A molecular robot that can build other molecules
The world's first molecular robot capable of building other molecules, besides performing other tasks, was announced by scientists from The University of Manchester in a paper published in the scientific magazine, Nature, last Thursday. Each robot is made up of just 150 carbon, hydrogen, oxygen, and nitrogen atoms and is just a millionth of a millimeter in size.
In order to perform their basic tasks, the robots are programmed and controlled by the scientists through chemical reactions in special solutions. According to Professor David Leigh, leader of the project:
It is similar to the way robots are used on a car assembly line. Those robots pick up a panel and position it so that it can be riveted in the correct way to build the bodywork of a car. So, just like the robot in the factory, our molecular version can be programmed to position and rivet components in different ways to build different products, just on a much smaller scale at a molecular level.
Professor Leigh and his team expect that within 10 to 20 years molecular robots will be widely used to build molecules and materials on assembly lines in molecular factories. If so, this next industrial revolution would reduce consumption of materials and energy, while also possibly accelerating and improving drug discovery.
Electrically activated soft muscle for soft robotics
Until now, pneumatic or hydraulic inflation was necessary to create muscle-like structures made of elastomer skins. Such mechanisms require external compressors or high voltage equipment to function, an issue for developing human-like robots. This may soon change, according to a paper published in Nature Communications.
Scientists from Columbia Engineering have developed the first artificial active tissue with intrinsic expansion ability, capable of functioning as a soft muscle due to its high actuation stress and strain properties. The tissue, which is built using a 3D printer, is inspired by living organisms and made of a silicone rubber matrix with ethanol. To actuate, the artificial muscle uses electricity, instead of cumbersome external equipment. According to Aslan Miriyev, lead author of the study:
Our soft functional material may serve as robust soft muscle, possibly revolutionizing the way that soft robotic solutions are engineered today. It can push, pull, bend, twist, and lift weight. It's the closest artificial material equivalent we have to a natural muscle.
The new material can expand more than natural muscle, with a strain density 15 times larger.
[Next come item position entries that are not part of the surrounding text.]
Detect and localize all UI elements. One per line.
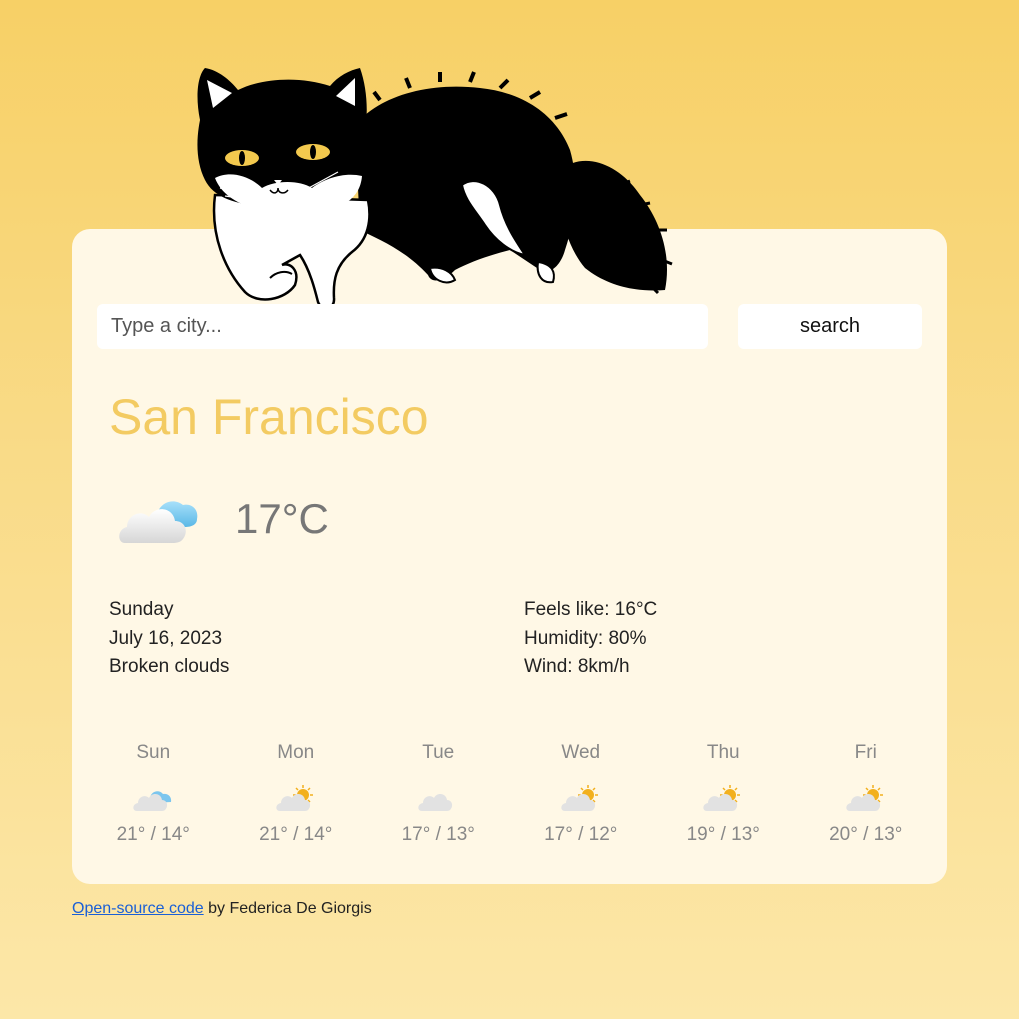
forecast-temps: 20° / 13° — [829, 824, 903, 845]
partly-cloudy-icon — [703, 785, 741, 811]
partly-cloudy-icon — [846, 785, 883, 811]
city-name: San Francisco — [109, 389, 429, 445]
forecast-day-name: Sun — [136, 742, 171, 763]
forecast-day-name: Mon — [277, 742, 315, 763]
forecast-temps: 17° / 13° — [401, 824, 475, 845]
partly-cloudy-icon — [276, 785, 313, 811]
current-day: Sunday — [109, 599, 174, 620]
forecast-day-name: Thu — [706, 742, 740, 763]
forecast-day: Thu 19° / 13° — [652, 742, 795, 846]
forecast-day: Mon 21° / 14° — [225, 742, 368, 846]
forecast-temps: 19° / 13° — [686, 824, 760, 845]
forecast-day-name: Tue — [422, 742, 455, 763]
open-source-link[interactable]: Open-source code — [72, 900, 204, 917]
search-button[interactable]: search — [738, 304, 922, 349]
forecast-temps: 21° / 14° — [259, 824, 333, 845]
wind: Wind: 8km/h — [524, 656, 630, 677]
cloudy-icon — [418, 794, 453, 811]
current-temperature: 17°C — [235, 495, 329, 542]
partly-cloudy-icon — [561, 785, 598, 811]
forecast-day: Sun 21° / 14° — [82, 742, 225, 846]
forecast-day-name: Fri — [854, 742, 877, 763]
broken-clouds-icon — [133, 791, 172, 811]
date-info: Sunday July 16, 2023 Broken clouds — [109, 596, 229, 682]
footer: Open-source code by Federica De Giorgis — [72, 900, 372, 918]
forecast: Sun 21° / 14° Mon 21° / 14° Tue 17° / 13… — [82, 742, 937, 846]
forecast-temps: 17° / 12° — [544, 824, 618, 845]
forecast-day: Fri 20° / 13° — [795, 742, 938, 846]
weather-description: Broken clouds — [109, 656, 230, 677]
city-search-input[interactable] — [97, 304, 708, 349]
forecast-day-name: Wed — [561, 742, 601, 763]
broken-clouds-icon — [119, 501, 198, 543]
forecast-temps: 21° / 14° — [116, 824, 190, 845]
footer-credit: by Federica De Giorgis — [208, 900, 372, 917]
forecast-day: Tue 17° / 13° — [367, 742, 510, 846]
cat-illustration — [197, 68, 673, 310]
humidity: Humidity: 80% — [524, 627, 647, 649]
current-date: July 16, 2023 — [109, 627, 223, 649]
feels-like: Feels like: 16°C — [524, 599, 658, 620]
weather-details: Feels like: 16°C Humidity: 80% Wind: 8km… — [524, 596, 657, 682]
forecast-day: Wed 17° / 12° — [510, 742, 653, 846]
Also, it can lift one thousand times its own weight. Finally, the team of scientists plans to work on improving the muscle’s response time, but in the future, they want to work with artificial intelligence researchers to learn how to control the muscle.
To round off our weekly science wrap up, researchers in Australia have effectively processed information using light. The team was able to send a package of 'data photons' through a waveguide that slows them down and to interact with them using a 'write' pulse. This increases the wavelength of the photons by the desired frequency which turns them into a 'phonon'.
Finally, a SETI scientist has listed seven places where microbial life could be found in space. In the list are Mars, three of the four Galilean moons that orbit around Jupiter, two of Saturn's moons, and Pluto. To find microbial life would be a first step for the SETI Institute in the search of its main goal, which is to find extraterrestrial intelligence.